The Black Lives Matter movement prompted further late changes to a gallery devoted to the history of exploration from Plymouth, for example to acknowledge the role of Elizabethan “sea dogs” Francis Drake and his cousin John Hawkins in the origins of the English slave trade. “We have taken a serious look at our displays… but we don’t consider this a finished picture,” Philip says.

The need to examine “difficult history” is central to the concept of the Mayflower exhibition, says Loosemore, who worked with a Native American creative agency on displays addressing the “brutal” impact of European colonisation on the indigenous Wampanoag people. Paula Peters, the founder of the agency and a Wampanoag advisor to the US programme of anniversary commemorations, describes the collaboration as a chance to tell “a story that has been marginalised for centuries”.

With exhibits spanning social and natural history, archaeology, world cultures, historic and contemporary art, as well as the local archives, Philip says The Box represents “more than the sum of its parts” for Plymouth. Its name—converted from the more prosaic Plymouth History Centre—alludes to the building’s cantilevered architecture but “it’s also, of course, a play on ‘What’s in the Box?’ and the surprises that might come out”, Brookes says.

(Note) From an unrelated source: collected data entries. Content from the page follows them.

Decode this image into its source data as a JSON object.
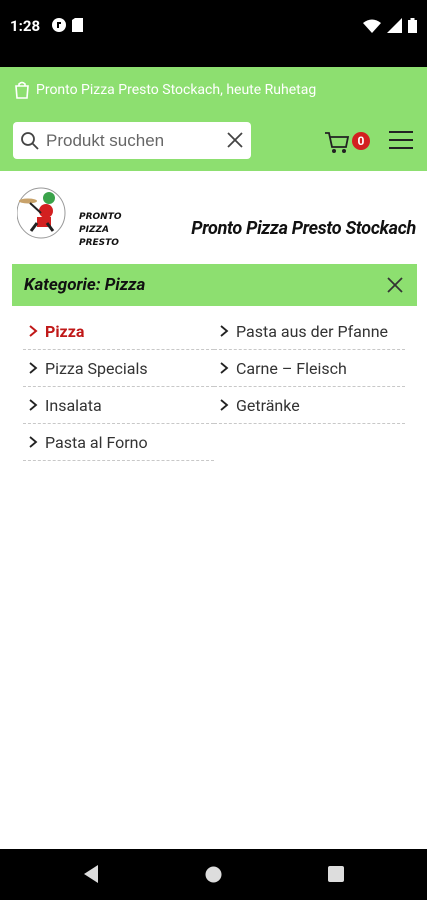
{
  "status_bar": {
    "time": "1:28",
    "icons": [
      "notification-app-icon",
      "sim-card-icon",
      "wifi-icon",
      "signal-icon",
      "battery-icon"
    ]
  },
  "header": {
    "notice": "Pronto Pizza Presto Stockach, heute Ruhetag",
    "search_placeholder": "Produkt suchen",
    "cart_count": "0",
    "accent_color": "#8ddf70"
  },
  "brand": {
    "logo_text_1": "PRONTO",
    "logo_text_2": "PIZZA",
    "logo_text_3": "PRESTO",
    "title": "Pronto Pizza Presto Stockach"
  },
  "category": {
    "title": "Kategorie: Pizza",
    "items": [
      {
        "label": "Pizza",
        "active": true
      },
      {
        "label": "Pasta aus der Pfanne",
        "active": false
      },
      {
        "label": "Pizza Specials",
        "active": false
      },
      {
        "label": "Carne – Fleisch",
        "active": false
      },
      {
        "label": "Insalata",
        "active": false
      },
      {
        "label": "Getränke",
        "active": false
      },
      {
        "label": "Pasta al Forno",
        "active": false
      }
    ],
    "active_color": "#c01818"
  }
}
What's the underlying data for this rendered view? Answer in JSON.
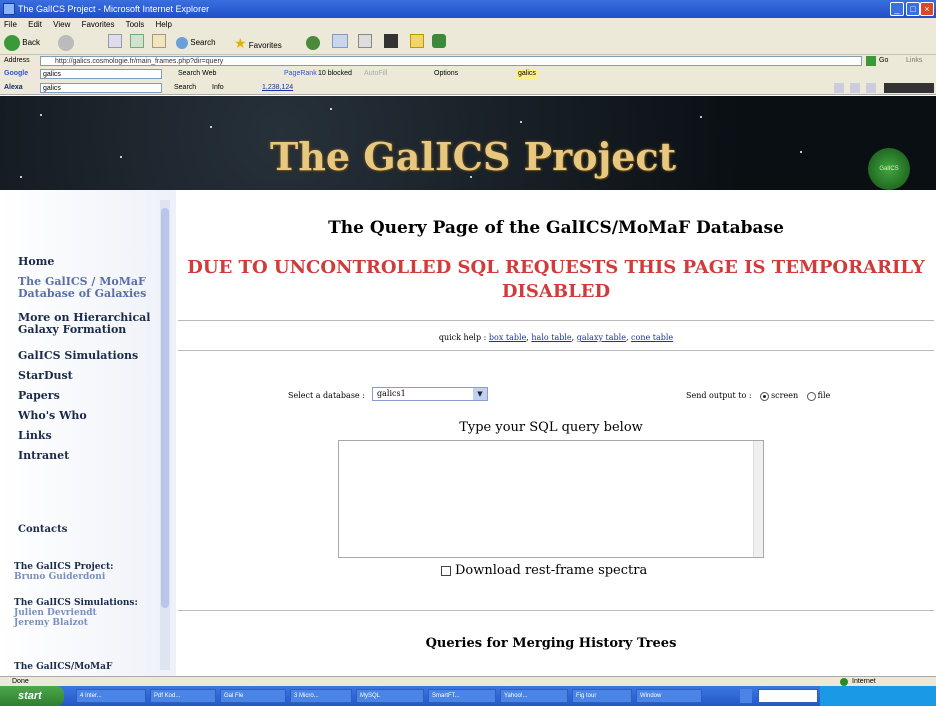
{
  "window": {
    "title": "The GalICS Project - Microsoft Internet Explorer"
  },
  "menubar": [
    "File",
    "Edit",
    "View",
    "Favorites",
    "Tools",
    "Help"
  ],
  "toolbar": {
    "back": "Back",
    "search": "Search",
    "favorites": "Favorites"
  },
  "address": {
    "label": "Address",
    "url": "http://galics.cosmologie.fr/main_frames.php?dir=query",
    "go": "Go",
    "links": "Links"
  },
  "googlebar": {
    "logo": "Google",
    "query": "galics",
    "search_web": "Search Web",
    "pagerank": "PageRank",
    "blocked": "10 blocked",
    "autofill": "AutoFill",
    "options": "Options",
    "highlight": "galics"
  },
  "alexabar": {
    "logo": "Alexa",
    "query": "galics",
    "search": "Search",
    "info": "Info",
    "rank": "1,238,124"
  },
  "banner": {
    "title": "The GalICS Project",
    "badge": "GalICS"
  },
  "sidebar": {
    "nav": [
      "Home",
      "The GalICS / MoMaF Database of Galaxies",
      "More on Hierarchical Galaxy Formation",
      "GalICS Simulations",
      "StarDust",
      "Papers",
      "Who's Who",
      "Links",
      "Intranet"
    ],
    "contacts_title": "Contacts",
    "contacts": [
      {
        "label": "The GalICS Project:",
        "names": [
          "Bruno Guiderdoni"
        ]
      },
      {
        "label": "The GalICS Simulations:",
        "names": [
          "Julien Devriendt",
          "Jeremy Blaizot"
        ]
      },
      {
        "label": "The GalICS/MoMaF",
        "names": []
      }
    ]
  },
  "main": {
    "title": "The Query Page of the GalICS/MoMaF Database",
    "alert": "DUE TO UNCONTROLLED SQL REQUESTS THIS PAGE IS TEMPORARILY DISABLED",
    "quickhelp_label": "quick help :",
    "quickhelp_links": [
      "box table",
      "halo table",
      "galaxy table",
      "cone table"
    ],
    "db_label": "Select a database :",
    "db_value": "galics1",
    "output_label": "Send output to :",
    "output_options": [
      "screen",
      "file"
    ],
    "output_selected": "screen",
    "sql_label": "Type your SQL query below",
    "download_label": "Download rest-frame spectra",
    "merge_title": "Queries for Merging History Trees"
  },
  "statusbar": {
    "left": "Done",
    "right": "Internet"
  },
  "taskbar": {
    "start": "start",
    "tasks": [
      "4 Inter...",
      "Pdf Kod...",
      "Gal Fle",
      "3 Micro...",
      "MySQL",
      "SmartFT...",
      "Yahoo!...",
      "Fig tour",
      "Window"
    ]
  }
}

Funded with £16m from the National Heritage Lottery Fund and £4m from Arts Council England, it is the UK’s biggest museum building project of 2020. There is a “sense that we’ve been brave”, Brookes says, in going ahead with the opening in a highly uncertain year. The city council, which is footing around half of the opening costs and providing an annual £1.4m subsidy, considers The Box a symbol of Plymouth’s post-pandemic regeneration that “sets the direction for positive change in the local economy”.

After a decade of UK austerity cuts to local government, Brookes pays tribute to the council’s “extraordinary” support under both Conservative and Labour leadership. “It’s unlikely a project of this scale can happen again in the next five years in this country,” he thinks. “I feel incredibly fortunate that we have been able to do it.”